Desde su amplio estudio invadido por su emble-mática obra figurativa, sus recientes creaciones abstractas y sus totémicas esculturas que irrumpían en inesperados sitios semejando una invasión extraterrestre, nos llegaba la voz serena de Armando Villegas. Lo oímos certificar la autenticidad de uno de sus cuadros a un hombre que había acudido minutos antes que nosotros, para posteriormente opinar: «En verdad toda obra es original, lo malo está en el plagio por lucro. Copiar es bueno por admiración, por aprender técnicas o para rendir un homenaje. Una vez hice la réplica de un brazo de Cristo, cuadro pintado por Obregón, que nunca pude comprar... Fue la forma de satisfacer mi sueño» –dijo saludándonos desde lejos, y prosiguió: «Esta es una cultura de la falsificación, todo lo han degradado, todo, hasta la luz...»

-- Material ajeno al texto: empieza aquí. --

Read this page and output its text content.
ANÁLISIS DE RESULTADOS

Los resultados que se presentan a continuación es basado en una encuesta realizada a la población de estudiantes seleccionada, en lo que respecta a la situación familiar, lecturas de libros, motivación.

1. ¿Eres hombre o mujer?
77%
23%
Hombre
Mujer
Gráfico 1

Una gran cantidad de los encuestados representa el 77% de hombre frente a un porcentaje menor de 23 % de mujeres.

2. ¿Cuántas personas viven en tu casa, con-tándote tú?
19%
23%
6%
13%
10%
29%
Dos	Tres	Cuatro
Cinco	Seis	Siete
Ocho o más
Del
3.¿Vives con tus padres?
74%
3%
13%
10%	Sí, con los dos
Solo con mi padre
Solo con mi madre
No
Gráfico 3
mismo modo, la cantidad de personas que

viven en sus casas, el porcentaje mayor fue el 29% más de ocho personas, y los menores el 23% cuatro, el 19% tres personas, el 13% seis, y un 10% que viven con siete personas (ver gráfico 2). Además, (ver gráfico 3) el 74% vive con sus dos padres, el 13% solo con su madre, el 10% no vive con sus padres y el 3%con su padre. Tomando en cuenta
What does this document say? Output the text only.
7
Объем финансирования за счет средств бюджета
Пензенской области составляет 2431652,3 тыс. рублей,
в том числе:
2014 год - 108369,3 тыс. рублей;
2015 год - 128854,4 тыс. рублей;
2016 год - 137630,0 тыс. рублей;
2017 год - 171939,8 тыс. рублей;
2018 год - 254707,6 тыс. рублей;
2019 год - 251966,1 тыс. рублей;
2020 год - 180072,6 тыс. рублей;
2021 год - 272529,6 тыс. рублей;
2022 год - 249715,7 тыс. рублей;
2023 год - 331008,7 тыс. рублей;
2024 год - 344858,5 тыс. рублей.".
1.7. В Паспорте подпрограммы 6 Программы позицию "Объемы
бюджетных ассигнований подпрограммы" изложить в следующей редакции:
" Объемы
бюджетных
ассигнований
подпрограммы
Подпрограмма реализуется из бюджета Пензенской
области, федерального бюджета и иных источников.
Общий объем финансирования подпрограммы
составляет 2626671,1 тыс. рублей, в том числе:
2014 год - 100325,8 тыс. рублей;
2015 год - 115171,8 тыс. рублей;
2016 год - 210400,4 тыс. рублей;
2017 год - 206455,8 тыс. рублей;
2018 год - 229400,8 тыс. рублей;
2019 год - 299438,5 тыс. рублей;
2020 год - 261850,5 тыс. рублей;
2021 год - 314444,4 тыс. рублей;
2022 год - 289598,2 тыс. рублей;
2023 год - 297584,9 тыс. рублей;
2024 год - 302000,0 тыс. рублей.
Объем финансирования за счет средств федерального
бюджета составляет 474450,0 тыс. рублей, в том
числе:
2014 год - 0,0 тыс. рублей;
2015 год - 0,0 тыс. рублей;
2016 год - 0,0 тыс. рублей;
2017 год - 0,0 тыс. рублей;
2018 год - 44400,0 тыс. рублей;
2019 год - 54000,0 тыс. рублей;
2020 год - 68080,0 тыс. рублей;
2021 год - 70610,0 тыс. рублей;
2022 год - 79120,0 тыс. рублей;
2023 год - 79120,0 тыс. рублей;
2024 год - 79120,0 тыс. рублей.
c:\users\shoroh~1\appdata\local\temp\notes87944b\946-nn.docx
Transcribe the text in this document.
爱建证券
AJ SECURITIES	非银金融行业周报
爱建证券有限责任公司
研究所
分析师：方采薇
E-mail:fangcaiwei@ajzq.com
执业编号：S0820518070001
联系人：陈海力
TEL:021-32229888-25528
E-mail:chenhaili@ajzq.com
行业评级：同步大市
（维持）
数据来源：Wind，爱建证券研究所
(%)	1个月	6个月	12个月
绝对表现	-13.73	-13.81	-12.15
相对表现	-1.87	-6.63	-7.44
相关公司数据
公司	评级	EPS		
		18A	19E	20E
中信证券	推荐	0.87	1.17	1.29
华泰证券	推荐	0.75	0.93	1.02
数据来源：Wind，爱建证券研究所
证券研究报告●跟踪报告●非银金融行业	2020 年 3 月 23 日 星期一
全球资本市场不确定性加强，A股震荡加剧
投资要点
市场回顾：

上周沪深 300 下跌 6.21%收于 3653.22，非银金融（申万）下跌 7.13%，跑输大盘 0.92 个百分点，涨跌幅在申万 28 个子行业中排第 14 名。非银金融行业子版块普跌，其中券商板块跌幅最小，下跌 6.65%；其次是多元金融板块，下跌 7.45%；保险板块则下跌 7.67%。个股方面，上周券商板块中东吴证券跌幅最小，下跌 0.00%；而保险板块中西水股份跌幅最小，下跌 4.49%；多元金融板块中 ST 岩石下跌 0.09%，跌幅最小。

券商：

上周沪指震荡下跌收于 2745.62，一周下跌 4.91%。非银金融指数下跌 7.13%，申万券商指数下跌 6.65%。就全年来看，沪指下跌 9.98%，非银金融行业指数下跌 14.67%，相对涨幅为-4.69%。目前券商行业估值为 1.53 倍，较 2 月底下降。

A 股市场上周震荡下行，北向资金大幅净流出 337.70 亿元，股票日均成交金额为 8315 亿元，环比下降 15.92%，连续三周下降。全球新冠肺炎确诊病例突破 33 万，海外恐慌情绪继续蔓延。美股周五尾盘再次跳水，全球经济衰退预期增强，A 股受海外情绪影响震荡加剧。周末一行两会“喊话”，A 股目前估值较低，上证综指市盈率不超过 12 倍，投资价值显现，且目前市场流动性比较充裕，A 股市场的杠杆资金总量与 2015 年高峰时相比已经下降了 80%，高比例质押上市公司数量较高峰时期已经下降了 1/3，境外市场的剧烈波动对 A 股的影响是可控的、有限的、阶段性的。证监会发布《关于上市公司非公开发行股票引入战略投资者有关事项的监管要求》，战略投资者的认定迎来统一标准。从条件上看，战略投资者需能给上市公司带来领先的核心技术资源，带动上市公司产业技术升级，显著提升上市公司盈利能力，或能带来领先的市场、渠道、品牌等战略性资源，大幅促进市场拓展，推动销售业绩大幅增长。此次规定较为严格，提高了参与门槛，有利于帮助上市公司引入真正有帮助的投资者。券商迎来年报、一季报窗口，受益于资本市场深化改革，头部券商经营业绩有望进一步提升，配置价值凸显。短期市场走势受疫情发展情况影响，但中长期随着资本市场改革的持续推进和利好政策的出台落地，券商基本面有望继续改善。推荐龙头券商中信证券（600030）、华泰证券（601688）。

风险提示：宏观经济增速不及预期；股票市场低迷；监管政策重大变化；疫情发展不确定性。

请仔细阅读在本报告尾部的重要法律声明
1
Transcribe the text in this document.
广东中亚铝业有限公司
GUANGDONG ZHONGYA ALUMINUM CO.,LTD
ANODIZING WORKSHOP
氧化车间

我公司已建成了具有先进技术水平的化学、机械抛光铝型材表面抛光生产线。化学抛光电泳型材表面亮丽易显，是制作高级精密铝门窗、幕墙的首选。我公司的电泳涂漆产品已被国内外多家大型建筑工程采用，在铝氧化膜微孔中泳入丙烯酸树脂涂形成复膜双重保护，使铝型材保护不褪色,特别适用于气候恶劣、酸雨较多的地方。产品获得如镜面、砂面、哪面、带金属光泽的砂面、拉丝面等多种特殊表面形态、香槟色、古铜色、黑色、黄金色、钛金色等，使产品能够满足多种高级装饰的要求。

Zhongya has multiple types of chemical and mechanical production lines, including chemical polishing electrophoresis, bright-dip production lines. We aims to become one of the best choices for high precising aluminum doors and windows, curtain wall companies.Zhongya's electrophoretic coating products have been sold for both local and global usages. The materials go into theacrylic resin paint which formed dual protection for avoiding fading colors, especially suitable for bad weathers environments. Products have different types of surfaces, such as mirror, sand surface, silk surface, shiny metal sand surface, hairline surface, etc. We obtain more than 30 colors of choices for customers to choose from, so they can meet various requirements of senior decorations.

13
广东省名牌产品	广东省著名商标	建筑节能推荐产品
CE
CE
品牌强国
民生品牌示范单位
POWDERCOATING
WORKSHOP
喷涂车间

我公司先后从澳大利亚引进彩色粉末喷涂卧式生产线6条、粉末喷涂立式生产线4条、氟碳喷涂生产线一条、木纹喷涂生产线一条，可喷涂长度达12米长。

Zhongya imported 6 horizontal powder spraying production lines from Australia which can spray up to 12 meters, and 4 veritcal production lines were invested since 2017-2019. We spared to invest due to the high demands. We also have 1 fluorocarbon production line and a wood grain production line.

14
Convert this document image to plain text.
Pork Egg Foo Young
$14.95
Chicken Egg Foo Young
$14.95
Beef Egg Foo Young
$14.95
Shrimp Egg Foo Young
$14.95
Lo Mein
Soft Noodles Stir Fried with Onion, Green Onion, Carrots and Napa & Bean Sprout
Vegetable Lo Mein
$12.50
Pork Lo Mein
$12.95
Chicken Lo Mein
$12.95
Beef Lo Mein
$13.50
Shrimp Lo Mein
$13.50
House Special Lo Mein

Poco después Martín, el gato birmano, verdadero rey de su dominio, arribó maullando a la sala donde nos encontrábamos, y saltando sobre el sofá principal, se acomodó como un centinela que espiaba incluso nuestra respiración.
«Son los últimos seres puntuales» –dijo entonces con entonación pausada el artista que venía a nuestro encuentro con los brazos abiertos.
El gato observaba atento el acuario. Villegas impidiendo que comenzáramos la entrevista se devolvió súbitamente con preocupación, con el propósito de observar un pez que permanecía estático, mientras los otros comenzaron a girar intensamente a su alrededor intentando devorarlo. Sugerimos diversas estrategias para controlar el canibalismo acuático que comenzaba a desatarse, opinando con pasión e ignorancia sobre piscicultura; y ya cuando recordábamos al «pez soluble» de Breton sin decidirnos a actuar, apareció alguien con una pequeña red y sin mediar palabra lo trasladó a un recipiente de vidrio, donde por instantes pareció revivir rondado por los arrogantes felinos.
Entonces retornó el sosiego. Caminando al lugar elegido para la entrevista nos señaló un hermoso óleo de Obregón, elogiándolo con generosidad. Nos invitó a apreciarlo, reparando posteriormente en un cuadro de Corot y en el famoso dibujo que le hizo Fernando Botero a Gonzalo Arango, cuya imaginaria obesidad nos hizo recordar por un momento el rostro delgado –en verdad demacrado, esperpéntico– que caracterizó siempre al Papa de la poesía Nadaísta.
AV: Gonzalo Arango gordo, qué extraordinaria imaginación... El arte debe fingir algunas veces en su búsqueda reveladora –afirmó irónico.
Luego de ver parte de su colección privada, que corroboraba su obsesión vital por la estética, y mientras preparábamos la grabadora, vimos como el gato Martín, más sociable que su hermano Pablo– saltó sobre el pecho de Villegas para permanecer allí adormilado durante toda la conversación.
CP: Su arribo a Colombia se produce en el año 50. ¿Por qué precisamente este destino?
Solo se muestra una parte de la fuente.